An automated quality-review system across six criteria. : Rather than chasing a single aggregate metric, the team defined six independent judges — each checking a different combination of the three target fields — using Qwen 3.5 (397B) as the strong evaluator model. This let them isolate which sub-skill regressed when scaling the dataset, rather than guessing at the cause.

Failure-mode analysis on every iteration: After each evaluation, Oumi surfaced the dominant error categories — OCR Noise Misidentification, Template Misclassified as Patient-Specific, Tool vs Disorder Confusion — turning a pass-rate number into a roadmap for the next iteration.

Targeted data generation (synthesis) instead of brute force: Instead of blindly adding more data, Wired Informatics generated corrective examples aimed at the specific failure modes the analysis surfaced. Training and evaluation datasets were versioned so each iteration was cleanly tied to a specific data state.

Open-weight base model, deployed in the customer’s own environment: Starting with Qwen3-4B, the team scaled to openai/gpt-oss-20b for the production model — keeping everything deployable inside their clinical infrastructure under LoRA SFT, with no reliance on closed external APIs.

Outcome

The fine-tuned openai/gpt-oss-20b model, trained on approximately 30,000 examples, was evaluated against the base model on a held-out validation set under the same six-judge suite. The final model was self-hosted inside clinical infrastructure; there was no closed-API dependency or vendor lock-in and sensitive data remained on-premise.

Beyond the headline metrics, the durable win was the workflow itself. The same train → evaluate → analyze → synthesize loop that produced the word sense disambiguation model can be re-pointed at the next clinical NLP problem — same dataset framework, same judge-design pattern, same deployment surface.

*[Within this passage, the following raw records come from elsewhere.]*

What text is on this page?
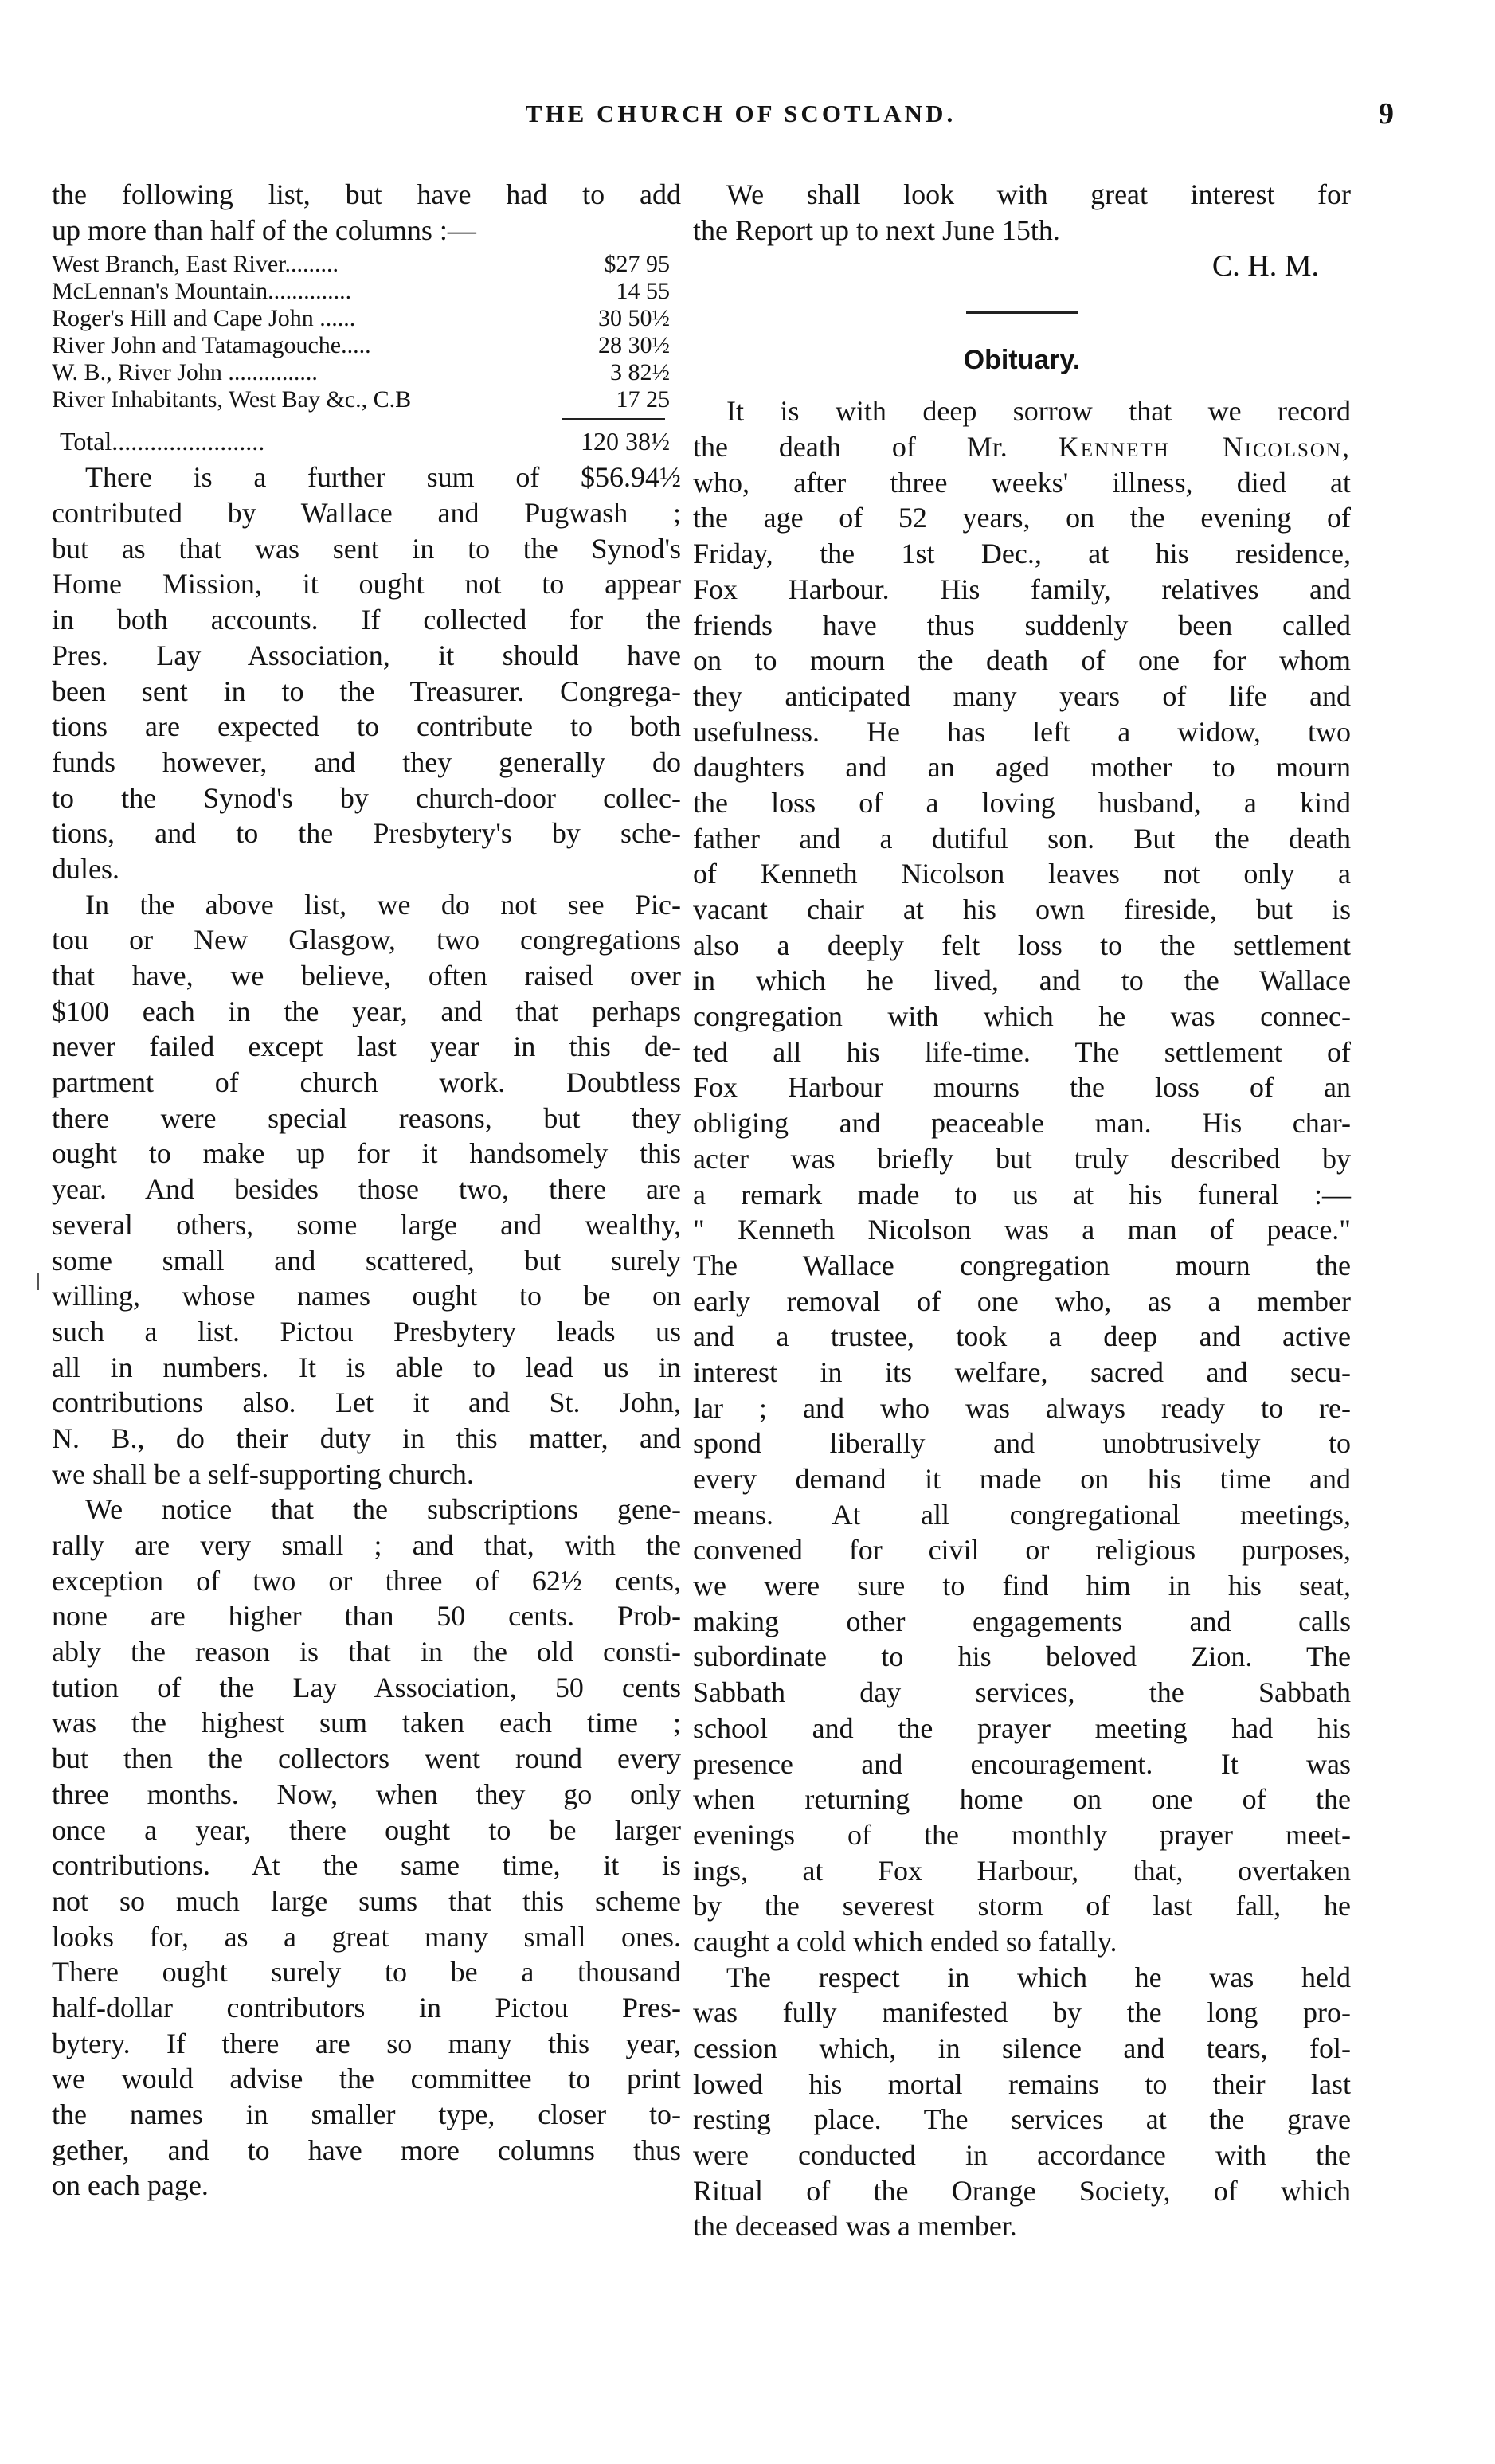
THE CHURCH OF SCOTLAND.	9
the following list, but have had to add
up more than half of the columns :—
West Branch, East River.........	$27 95
McLennan's Mountain..............	14 55
Roger's Hill and Cape John ......	30 50½
River John and Tatamagouche.....	28 30½
W. B., River John ...............	3 82½
River Inhabitants, West Bay &c., C.B	17 25
Total........................	120 38½
There is a further sum of $56.94½
contributed by Wallace and Pugwash ;
but as that was sent in to the Synod's
Home Mission, it ought not to appear
in both accounts. If collected for the
Pres. Lay Association, it should have
been sent in to the Treasurer. Congrega-
tions are expected to contribute to both
funds however, and they generally do
to the Synod's by church-door collec-
tions, and to the Presbytery's by sche-
dules.
In the above list, we do not see Pic-
tou or New Glasgow, two congregations
that have, we believe, often raised over
$100 each in the year, and that perhaps
never failed except last year in this de-
partment of church work. Doubtless
there were special reasons, but they
ought to make up for it handsomely this
year. And besides those two, there are
several others, some large and wealthy,
some small and scattered, but surely
willing, whose names ought to be on
such a list. Pictou Presbytery leads us
all in numbers. It is able to lead us in
contributions also. Let it and St. John,
N. B., do their duty in this matter, and
we shall be a self-supporting church.
We notice that the subscriptions gene-
rally are very small ; and that, with the
exception of two or three of 62½ cents,
none are higher than 50 cents. Prob-
ably the reason is that in the old consti-
tution of the Lay Association, 50 cents
was the highest sum taken each time ;
but then the collectors went round every
three months. Now, when they go only
once a year, there ought to be larger
contributions. At the same time, it is
not so much large sums that this scheme
looks for, as a great many small ones.
There ought surely to be a thousand
half-dollar contributors in Pictou Pres-
bytery. If there are so many this year,
we would advise the committee to print
the names in smaller type, closer to-
gether, and to have more columns thus
on each page.
We shall look with great interest for
the Report up to next June 15th.
C. H. M.
Obituary.
It is with deep sorrow that we record
the death of Mr. Kenneth Nicolson,
who, after three weeks' illness, died at
the age of 52 years, on the evening of
Friday, the 1st Dec., at his residence,
Fox Harbour. His family, relatives and
friends have thus suddenly been called
on to mourn the death of one for whom
they anticipated many years of life and
usefulness. He has left a widow, two
daughters and an aged mother to mourn
the loss of a loving husband, a kind
father and a dutiful son. But the death
of Kenneth Nicolson leaves not only a
vacant chair at his own fireside, but is
also a deeply felt loss to the settlement
in which he lived, and to the Wallace
congregation with which he was connec-
ted all his life-time. The settlement of
Fox Harbour mourns the loss of an
obliging and peaceable man. His char-
acter was briefly but truly described by
a remark made to us at his funeral :—
" Kenneth Nicolson was a man of peace."
The Wallace congregation mourn the
early removal of one who, as a member
and a trustee, took a deep and active
interest in its welfare, sacred and secu-
lar ; and who was always ready to re-
spond liberally and unobtrusively to
every demand it made on his time and
means. At all congregational meetings,
convened for civil or religious purposes,
we were sure to find him in his seat,
making other engagements and calls
subordinate to his beloved Zion. The
Sabbath day services, the Sabbath
school and the prayer meeting had his
presence and encouragement. It was
when returning home on one of the
evenings of the monthly prayer meet-
ings, at Fox Harbour, that, overtaken
by the severest storm of last fall, he
caught a cold which ended so fatally.
The respect in which he was held
was fully manifested by the long pro-
cession which, in silence and tears, fol-
lowed his mortal remains to their last
resting place. The services at the grave
were conducted in accordance with the
Ritual of the Orange Society, of which
the deceased was a member.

What this means for compliance, security, and legal

PHI never leaves the environment. The model is self-hosted. No inference traffic to an external API, no BAA dependency on a model vendor, no third-party data processor in the path.
Auditable from data to weights. Training datasets are versioned, evaluation criteria are explicit and reproducible, and the model weights belong to the customer. A regulator asking “how does this system make decisions, and how do you know it still works” has answers.
No vendor lock-in on the runtime. The model is built on openly licensed weights and a published training recipe. If the vendor relationship ever changes, the deployed system keeps running.
The workflow is portable. The same train → evaluate → analyze → synthesize loop applies to the next clinical NLP problem — and to problems in adjacent regulated domains.

What’s next

Wired Informatics’s modular approach is designed to scale horizontally across clinical NLP problems.

The same framework that produced gains in concept validity and clinical categorization can be applied to adjacent challenges: negation detection, family-history classification, procedure coding, and structured extraction from insurance claims or discharge summaries.

This approach travels well wherever source documents are messy and structured outputs are mandatory: insurance claims adjudication, legal and contract analytics, financial document extraction, industrial QA reporting, and government filing extraction all share the same problem shape.